Na crônica abaixo, um diplomata brasileiro teve de usar a sua criatividade e habilidade de mediar conflitos ao se ver em um incidente diplomático criado involuntariamente com o governo francês.
Boa leitura à todos!
Reencontro em Versalhes
O luxuoso Palácio de Versalhes, sede do governo francês nos tempos de monarquia, em uma de suas festas, celebrou os fortes laços entre Brasil e França. Nesse evento de gala foram convidados os ministros e secretários de governo francês e alguns membros da embaixada brasileira. Dentre eles, o diplomata Roberto Grenier e o Presidente da República Francesa, François H...
Os dois conversavam sobre as parcerias, principalmente no âmbito da educação, ao som da bela orquestra de Lyon. O clima de muito luxo encantava ao recém-promovido embaixador que aproveitava o requinte do lugar, usando de seu terno mais luxuoso para se adequar as vestimentas do local.
Roberto por um momento perdeu a concentração no presidente, quando observou uma tímida mulher, de aproximadamente quarenta anos, sendo esta a mesma idade dele, e de cabelos castanhos e lisos, límpida pele e usando um vestido verde claro, além das joias que a deixavam ainda mais elegante naquele ambiente de glamour.
Ela estava quase encolhida em um dos cantos do Palácio e Roberto tinha a nítida impressão de conhecê-la, por isso após alguns minutos de conversa com H..., decidiu perguntar sobre a presença daquela misteriosa dama:
- Vossa Excelência conhece aquela mulher de vestido verde? – disse Roberto que não conseguia segurar a curiosidade.
- Oh... Sim, ela é a nossa ministra da ecologia, desenvolvimento sustentável e energia, Anne Lebranchu.
- Ela é adorável!
- É sem dúvida uma mulher muito competente – disse H..., soltando risos de um político tradicional.
- Mas tenho a impressão de que a conheço do Brasil...
- A menos que ela tenha viajado para lá isso é impossível, pois ela é francesa.
- Prefiro tirar essa dúvida pessoalmente, isso está me incomodando muito. Com licença.
- Claro. Fique a vontade.
Roberto se dirigiu para perto de Anne e tentou puxar uma conversa, mas a ministra mal dava-lhe atenção, por isso ele resolveu perguntar sobre o que o inquietava:
- Eu me lembro de tê-la visto no Brasil, afinal você não seria brasileira?
Inesperadamente a formosa mulher ficou desesperada e tentou escapar, mas ao perceber a estranha e súbita correcia no salão do palácio, o ministro da justiça que estava no local mandou que os guardas que vigiavam a entrada segurassem-na.
- Ela deve ter algo à esconder para estar correndo dessa maneira – disse o ministro.
- A sua intuição é admirável, embaixador Grenier. Vou pedir para que revistem a residência dela – disse H..., surpreso com a memória e esperteza do brasileiro.
Roberto estava profundamente arrependido e torcia para sua intuição estar errada, mas no fundo ele sentia e sabia que Anne era brasileira e a sua nacionalidade francesa por algum motivo era falsa. Ainda sim, o embaixador estava encantado por aquela mulher que ele tinha uma vaga lembrança de seu passado distante.

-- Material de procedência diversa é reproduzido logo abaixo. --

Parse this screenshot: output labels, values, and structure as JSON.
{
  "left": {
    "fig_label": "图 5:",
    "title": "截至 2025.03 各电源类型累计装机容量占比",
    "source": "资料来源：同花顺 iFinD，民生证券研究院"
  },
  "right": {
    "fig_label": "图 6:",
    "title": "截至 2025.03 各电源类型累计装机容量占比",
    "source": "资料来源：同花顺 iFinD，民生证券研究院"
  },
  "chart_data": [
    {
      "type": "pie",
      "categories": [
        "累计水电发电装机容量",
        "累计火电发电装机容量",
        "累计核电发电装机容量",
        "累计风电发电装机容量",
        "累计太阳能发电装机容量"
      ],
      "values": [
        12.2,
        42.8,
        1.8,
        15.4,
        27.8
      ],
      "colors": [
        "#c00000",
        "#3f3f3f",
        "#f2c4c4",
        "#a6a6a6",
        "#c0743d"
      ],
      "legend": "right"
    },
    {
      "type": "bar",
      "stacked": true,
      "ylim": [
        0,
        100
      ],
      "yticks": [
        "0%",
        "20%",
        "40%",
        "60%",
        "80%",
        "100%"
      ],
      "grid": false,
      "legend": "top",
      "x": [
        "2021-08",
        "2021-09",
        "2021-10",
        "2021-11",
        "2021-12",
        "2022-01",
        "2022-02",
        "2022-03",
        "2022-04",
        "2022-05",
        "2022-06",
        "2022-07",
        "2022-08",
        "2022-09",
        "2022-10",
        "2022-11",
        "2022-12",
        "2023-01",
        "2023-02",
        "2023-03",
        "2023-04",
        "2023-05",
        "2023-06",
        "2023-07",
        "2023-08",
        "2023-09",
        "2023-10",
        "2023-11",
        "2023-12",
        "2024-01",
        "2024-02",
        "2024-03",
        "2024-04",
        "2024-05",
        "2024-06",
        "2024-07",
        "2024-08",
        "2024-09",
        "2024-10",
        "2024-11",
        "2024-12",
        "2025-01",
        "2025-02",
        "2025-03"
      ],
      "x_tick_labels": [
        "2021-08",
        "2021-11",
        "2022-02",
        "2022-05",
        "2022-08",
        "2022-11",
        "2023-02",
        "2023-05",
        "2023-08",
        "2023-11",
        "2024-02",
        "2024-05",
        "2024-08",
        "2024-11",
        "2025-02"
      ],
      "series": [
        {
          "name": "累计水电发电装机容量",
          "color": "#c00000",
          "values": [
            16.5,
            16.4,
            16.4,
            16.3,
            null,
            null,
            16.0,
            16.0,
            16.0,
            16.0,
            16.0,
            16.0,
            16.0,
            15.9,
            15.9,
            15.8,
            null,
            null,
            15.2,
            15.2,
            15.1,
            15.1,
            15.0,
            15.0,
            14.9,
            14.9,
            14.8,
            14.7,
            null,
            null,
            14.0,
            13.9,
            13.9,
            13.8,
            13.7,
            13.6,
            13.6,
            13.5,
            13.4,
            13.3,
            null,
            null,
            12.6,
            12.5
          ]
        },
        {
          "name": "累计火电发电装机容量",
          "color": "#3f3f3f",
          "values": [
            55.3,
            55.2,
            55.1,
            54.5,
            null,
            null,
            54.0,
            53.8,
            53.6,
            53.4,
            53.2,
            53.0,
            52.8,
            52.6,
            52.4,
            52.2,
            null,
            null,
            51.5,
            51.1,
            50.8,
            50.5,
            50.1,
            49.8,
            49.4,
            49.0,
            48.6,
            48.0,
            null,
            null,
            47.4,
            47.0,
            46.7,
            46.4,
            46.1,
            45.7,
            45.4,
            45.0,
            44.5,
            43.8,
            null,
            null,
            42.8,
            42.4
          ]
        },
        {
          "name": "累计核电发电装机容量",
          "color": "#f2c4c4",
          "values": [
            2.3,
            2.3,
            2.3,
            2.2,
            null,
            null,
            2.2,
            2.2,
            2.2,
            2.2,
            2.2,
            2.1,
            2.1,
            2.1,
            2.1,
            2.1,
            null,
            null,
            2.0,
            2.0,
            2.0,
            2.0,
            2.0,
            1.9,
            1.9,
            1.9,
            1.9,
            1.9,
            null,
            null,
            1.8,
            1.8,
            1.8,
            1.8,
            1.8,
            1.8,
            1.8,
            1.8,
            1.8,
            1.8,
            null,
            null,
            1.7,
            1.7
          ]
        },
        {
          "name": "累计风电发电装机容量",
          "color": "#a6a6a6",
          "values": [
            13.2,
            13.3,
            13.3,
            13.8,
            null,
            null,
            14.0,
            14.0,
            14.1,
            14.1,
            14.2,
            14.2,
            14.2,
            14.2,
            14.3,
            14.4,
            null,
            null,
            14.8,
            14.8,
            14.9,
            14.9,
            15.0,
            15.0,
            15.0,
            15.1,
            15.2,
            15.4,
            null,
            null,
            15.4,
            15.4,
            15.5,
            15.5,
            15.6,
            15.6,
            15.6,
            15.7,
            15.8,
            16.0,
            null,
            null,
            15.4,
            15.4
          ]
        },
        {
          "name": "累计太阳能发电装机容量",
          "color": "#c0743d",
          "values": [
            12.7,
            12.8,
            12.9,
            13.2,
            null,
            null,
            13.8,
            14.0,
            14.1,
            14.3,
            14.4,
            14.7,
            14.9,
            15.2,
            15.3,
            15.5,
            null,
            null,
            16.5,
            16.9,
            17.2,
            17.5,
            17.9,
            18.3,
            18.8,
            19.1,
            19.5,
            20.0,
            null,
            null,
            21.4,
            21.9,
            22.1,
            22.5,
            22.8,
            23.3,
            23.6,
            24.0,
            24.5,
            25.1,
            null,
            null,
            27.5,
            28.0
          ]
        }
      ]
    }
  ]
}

Agentes levaram a ministra sob custódia e revistaram seu apartamento. A suspeita de Roberto estava certa, encontravam documentos falsos e uma carteira de uma ONG ambientalista no local.
Os policiais também encontraram no prédio jornais que tinham como destaque os objetivos do governo francês em construir duas usinas nucleares em dez anos e provas que confirmavam o crime de falsidade ideológica da ministra francesa.
Ao voltarem para o Palácio, enquanto todos esperavam o resultado da ação, atônitos, os policiais confirmaram a culpa de Anne que seria exonerada imediatamente, mas Roberto ainda tentou intervir na situação:
- Foi confirmado que ela é brasileira?
- Sim, senhor – disse o comandante da tropa de policiais que revistou a residência de Anne.
- Então ela tem o direito de ficar na embaixada brasileira!
Roberto surpreendentemente puxou Anne para perto de si e os policiais foram orientados a não resistir.
- Você está cometendo um grande erro. O que ela fez é muito grave, uma ministra “francesa” que sequer nasceu na França! – disse o presidente, revoltado.
- Eu sei, mas é por isso que vocês não tem direito de prendê-la. Vossa excelência deve entender que isso é problema das autoridades brasileiras. “Esqueçam-na” para não criarem problemas diplomáticos com o Brasil.
- Tudo bem, inventarei alguma desculpa para exonerá-la e queimarei as provas. Mas ela tem que sair da França - disse o presidente francês, ainda contrariado.
- Sim, Vossa Excelência. Fique tranquilo, pois o Sr. está fazendo o melhor para a diplomacia de seu país.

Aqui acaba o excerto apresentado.